I'm surprised there was no contract signed before relocation. I'm not sure I would relocate internationally without a signed contract. In fact I never remember quitting a job without a signed contract for a new one,but perhaps I was lucky having to deal with pretty good companies.
The problem here is that the "contract" aka. offer has no penalties for termination. Generally people agree to these terms because they are favorable in other ways such as extra compensation, or simply because they don't perceive the terms as negotiable (probably true).

If companies get a reputation for screwing people, then this will change. I once worked at a firm that would obsess over the fine-print of a contract to make sure that we weren't in breach as they messed with their partner. Needless to say, I didn't work at this firm long - and the firm didn't last long. Contracts are only as good as the trust you have in the other party.

This is obviously extremely disturbing to those who were looking forward to relocate and might have already taken irreversible steps to make it happen, but what would be even worse is if...

- Meta had to reduce head count and would layoff existing staff whilst still bringing in new staff from oversea

- Meta would relocate people only to lay them off shortly after

It's not ideal, but perhaps this highlights how important it is to include a clause in the contract that says if employer changes their mind X weeks before intended relocation then they owe Y amount in reimbursement. If an employer refused to include such a clause then at least one knows that they might not put the money where the mouth is when they make an offer.

Awful, but a lot less awful than canceling the offers after the moves.

I don't think this kind of thing is going to change anytime soon as long as corporate America works the way it does today.

- Budget cuts, layoffs, hiring freezes, etc. are always going to be held closely by the C-level / senior execs. For reasons good and bad ("we don't want to kill morale until we have to," "what if we did X, Y, or Z instead?" "if layoffs leak, the wrong people will start looking for new jobs...") that information isn't distributed until last-minute or you see the effects but don't know why.

- The other folks are busy trying to hire and get people in the door before the door slams shut.

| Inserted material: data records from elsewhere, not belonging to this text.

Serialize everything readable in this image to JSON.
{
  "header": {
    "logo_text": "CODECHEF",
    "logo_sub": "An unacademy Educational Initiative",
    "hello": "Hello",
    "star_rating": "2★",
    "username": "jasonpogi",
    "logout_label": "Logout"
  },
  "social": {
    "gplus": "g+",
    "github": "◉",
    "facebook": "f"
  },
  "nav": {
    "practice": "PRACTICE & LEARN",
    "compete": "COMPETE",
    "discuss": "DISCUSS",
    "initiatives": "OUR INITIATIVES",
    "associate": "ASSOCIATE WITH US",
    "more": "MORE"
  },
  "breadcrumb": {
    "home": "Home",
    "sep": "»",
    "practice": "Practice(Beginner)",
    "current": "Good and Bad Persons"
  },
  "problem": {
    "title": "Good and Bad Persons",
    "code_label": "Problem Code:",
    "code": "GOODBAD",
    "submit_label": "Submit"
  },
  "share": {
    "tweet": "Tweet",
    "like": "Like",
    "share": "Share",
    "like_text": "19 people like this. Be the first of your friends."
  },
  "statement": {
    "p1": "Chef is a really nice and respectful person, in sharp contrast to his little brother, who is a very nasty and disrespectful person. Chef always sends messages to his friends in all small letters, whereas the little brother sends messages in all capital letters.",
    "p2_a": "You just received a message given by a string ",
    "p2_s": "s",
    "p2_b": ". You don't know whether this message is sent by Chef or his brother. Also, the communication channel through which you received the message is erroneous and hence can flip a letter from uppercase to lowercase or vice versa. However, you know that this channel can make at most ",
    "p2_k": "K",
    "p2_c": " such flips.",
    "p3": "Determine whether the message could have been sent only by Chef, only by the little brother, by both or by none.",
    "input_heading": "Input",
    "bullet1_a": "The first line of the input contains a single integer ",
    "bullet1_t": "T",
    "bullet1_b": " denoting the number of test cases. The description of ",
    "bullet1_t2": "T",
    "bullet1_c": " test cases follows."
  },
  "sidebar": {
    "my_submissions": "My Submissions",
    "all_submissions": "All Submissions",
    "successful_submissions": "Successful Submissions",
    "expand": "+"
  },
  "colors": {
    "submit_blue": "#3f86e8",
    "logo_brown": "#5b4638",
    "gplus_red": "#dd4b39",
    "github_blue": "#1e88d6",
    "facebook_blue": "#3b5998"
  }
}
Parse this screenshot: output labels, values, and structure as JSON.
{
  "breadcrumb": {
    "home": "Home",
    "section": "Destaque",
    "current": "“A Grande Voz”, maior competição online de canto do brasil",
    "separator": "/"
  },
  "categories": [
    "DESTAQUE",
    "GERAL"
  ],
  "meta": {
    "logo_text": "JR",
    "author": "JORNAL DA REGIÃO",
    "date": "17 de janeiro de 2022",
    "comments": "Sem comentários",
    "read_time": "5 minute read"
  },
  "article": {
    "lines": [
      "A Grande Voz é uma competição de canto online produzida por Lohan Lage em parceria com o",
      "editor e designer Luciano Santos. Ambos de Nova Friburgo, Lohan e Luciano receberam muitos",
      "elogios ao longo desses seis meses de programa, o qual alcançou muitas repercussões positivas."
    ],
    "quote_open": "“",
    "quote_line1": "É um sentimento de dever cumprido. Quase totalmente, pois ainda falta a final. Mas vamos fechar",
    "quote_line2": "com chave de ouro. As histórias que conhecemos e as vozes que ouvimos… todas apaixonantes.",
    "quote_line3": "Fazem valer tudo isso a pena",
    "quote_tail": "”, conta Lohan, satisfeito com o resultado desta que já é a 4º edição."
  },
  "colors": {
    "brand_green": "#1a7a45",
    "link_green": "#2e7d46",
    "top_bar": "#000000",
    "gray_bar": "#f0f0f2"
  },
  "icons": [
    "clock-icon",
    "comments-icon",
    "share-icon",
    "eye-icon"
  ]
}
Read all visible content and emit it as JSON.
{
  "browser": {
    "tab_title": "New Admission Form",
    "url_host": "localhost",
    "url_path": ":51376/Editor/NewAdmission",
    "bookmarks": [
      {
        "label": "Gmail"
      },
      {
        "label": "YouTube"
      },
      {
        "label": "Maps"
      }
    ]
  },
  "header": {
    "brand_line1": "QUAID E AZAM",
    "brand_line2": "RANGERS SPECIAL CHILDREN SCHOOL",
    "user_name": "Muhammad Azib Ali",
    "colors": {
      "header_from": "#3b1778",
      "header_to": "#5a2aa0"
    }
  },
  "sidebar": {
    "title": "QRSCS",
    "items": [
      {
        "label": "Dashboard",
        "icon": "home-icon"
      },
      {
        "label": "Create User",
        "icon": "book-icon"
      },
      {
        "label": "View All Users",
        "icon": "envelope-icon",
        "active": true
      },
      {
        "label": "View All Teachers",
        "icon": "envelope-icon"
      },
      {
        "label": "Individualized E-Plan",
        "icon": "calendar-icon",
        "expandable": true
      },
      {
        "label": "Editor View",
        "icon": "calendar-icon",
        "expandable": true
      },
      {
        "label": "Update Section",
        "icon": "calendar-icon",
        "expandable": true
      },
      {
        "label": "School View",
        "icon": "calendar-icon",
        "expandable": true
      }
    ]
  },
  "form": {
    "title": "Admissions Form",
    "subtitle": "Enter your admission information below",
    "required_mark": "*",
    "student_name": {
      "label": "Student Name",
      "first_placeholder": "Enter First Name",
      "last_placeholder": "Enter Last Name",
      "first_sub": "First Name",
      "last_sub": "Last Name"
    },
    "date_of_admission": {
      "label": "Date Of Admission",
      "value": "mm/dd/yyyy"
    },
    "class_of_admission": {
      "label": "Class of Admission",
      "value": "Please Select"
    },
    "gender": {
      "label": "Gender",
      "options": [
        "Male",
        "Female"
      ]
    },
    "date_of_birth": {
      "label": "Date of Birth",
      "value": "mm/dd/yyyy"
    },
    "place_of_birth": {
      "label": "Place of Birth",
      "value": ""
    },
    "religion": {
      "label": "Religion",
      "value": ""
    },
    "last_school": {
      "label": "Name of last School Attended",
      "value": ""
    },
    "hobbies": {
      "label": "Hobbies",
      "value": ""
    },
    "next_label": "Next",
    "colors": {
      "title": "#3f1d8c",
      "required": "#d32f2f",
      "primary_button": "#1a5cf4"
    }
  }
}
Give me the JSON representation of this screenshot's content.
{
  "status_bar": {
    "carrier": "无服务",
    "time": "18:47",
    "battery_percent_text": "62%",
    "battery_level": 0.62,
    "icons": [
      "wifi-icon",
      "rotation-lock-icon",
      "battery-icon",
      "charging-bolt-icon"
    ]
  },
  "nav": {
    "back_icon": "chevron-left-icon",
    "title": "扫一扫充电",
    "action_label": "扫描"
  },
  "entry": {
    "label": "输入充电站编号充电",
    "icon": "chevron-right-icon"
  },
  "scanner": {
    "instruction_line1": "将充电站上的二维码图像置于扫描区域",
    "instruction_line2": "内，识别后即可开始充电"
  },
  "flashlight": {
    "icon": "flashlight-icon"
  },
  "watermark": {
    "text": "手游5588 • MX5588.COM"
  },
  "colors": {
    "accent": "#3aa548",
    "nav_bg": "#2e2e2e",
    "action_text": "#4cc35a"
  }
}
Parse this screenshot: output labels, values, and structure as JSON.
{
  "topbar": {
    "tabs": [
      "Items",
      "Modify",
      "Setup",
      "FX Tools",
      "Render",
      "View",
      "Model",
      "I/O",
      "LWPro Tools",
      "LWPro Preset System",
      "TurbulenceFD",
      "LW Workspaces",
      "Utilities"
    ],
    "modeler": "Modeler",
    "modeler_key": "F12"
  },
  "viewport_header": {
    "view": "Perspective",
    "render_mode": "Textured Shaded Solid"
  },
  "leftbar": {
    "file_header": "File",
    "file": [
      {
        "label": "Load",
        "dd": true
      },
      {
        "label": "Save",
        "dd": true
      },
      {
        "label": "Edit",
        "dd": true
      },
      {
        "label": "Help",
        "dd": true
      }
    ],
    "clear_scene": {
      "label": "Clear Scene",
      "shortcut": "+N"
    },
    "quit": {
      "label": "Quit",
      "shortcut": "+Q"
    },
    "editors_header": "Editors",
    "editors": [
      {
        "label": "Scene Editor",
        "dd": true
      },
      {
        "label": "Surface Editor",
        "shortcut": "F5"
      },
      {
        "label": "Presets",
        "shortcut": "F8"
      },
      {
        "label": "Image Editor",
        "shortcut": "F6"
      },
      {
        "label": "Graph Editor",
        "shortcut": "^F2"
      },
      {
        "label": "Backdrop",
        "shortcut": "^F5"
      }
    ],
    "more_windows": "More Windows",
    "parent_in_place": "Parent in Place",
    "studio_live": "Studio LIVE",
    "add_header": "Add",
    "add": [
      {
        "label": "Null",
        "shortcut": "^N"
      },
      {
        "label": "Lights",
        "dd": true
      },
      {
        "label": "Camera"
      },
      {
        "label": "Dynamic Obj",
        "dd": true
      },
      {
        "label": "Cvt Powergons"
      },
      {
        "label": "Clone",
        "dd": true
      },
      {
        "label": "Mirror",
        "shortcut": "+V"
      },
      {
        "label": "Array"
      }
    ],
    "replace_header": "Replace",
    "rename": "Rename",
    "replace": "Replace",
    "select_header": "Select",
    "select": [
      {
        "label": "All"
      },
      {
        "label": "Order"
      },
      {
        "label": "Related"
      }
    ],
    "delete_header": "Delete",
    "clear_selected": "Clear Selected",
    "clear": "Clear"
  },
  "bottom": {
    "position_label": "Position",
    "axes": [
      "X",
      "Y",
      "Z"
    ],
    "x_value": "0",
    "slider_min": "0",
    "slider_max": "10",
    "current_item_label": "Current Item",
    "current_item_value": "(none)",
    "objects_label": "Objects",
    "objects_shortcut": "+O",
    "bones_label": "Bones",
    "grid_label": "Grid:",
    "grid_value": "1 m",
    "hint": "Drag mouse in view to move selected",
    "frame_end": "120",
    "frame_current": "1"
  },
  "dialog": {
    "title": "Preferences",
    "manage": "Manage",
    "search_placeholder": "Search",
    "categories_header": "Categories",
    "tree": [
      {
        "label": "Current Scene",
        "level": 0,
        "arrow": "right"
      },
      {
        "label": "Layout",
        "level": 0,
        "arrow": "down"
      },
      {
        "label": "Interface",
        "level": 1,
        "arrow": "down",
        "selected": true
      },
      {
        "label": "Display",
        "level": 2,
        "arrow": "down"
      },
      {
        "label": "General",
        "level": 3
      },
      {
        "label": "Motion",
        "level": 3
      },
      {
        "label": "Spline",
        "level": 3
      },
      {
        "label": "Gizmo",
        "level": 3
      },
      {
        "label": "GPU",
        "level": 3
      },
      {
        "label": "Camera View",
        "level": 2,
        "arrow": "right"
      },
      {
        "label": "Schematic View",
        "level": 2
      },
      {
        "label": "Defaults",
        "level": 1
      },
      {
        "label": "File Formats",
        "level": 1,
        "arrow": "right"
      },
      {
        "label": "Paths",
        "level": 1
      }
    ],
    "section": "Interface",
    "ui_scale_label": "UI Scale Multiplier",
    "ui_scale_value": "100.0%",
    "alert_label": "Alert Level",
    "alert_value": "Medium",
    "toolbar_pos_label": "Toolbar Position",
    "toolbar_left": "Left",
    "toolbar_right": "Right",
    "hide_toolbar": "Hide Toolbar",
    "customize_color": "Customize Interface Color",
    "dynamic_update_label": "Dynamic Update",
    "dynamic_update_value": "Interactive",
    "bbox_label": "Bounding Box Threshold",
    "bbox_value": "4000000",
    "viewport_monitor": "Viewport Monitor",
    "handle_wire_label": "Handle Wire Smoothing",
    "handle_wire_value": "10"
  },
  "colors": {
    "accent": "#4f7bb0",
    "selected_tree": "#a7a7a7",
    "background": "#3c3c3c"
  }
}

They don't know the CFO is going to say "no more hiring, withdraw offers" until it happens.

- Given the size of these organizations someone is always three weeks out from starting a job unless there's already a freeze in place.

If companies weren't obligated to try to make profits at all costs rather than having a longer-term view of the world -- if they didn't have to worry about getting sued for doing the humane thing instead of the profitable one -- then more companies might be willing to honor those offers and eat profits a few quarters in order to do right by their employees.

This was my take. That would be truly awful to move somewhere and be out thousands of dollars just to find you don't have a job. I suspect there is little need at Facebook that needs a human presence, yet these huge companies continue to give in to demands from middle management despite doing just fine not having on premises for 2 years.
I guess the way I'd put it is: "sure, meta can do this and it might save them some money, but the reputational risk will stay with them forever".

I don't even get Meta recruiters. I've talked to quite a few of them now ("Hey, we saw you were a Software Engineer at Google...") and they are spectacularly misleading, or just ghost you if you ask them challenging questions.

10 years from now when a new intern has an offer from Meta, the Google recruiter will just point to this incident and steal them away.
What I don’t understand is these are large companies who are well aware of their financial budgets ahead of time. there is just no excuse.

I understand how small business owners may struggle, but if you are meta the least you can do is compensate candidates for the risk and lost income. The law for companies of this size should be three months compensation paired with a three month visa extension.

This way companies will have to plan ahead, and said candidates be able to continue with a different company.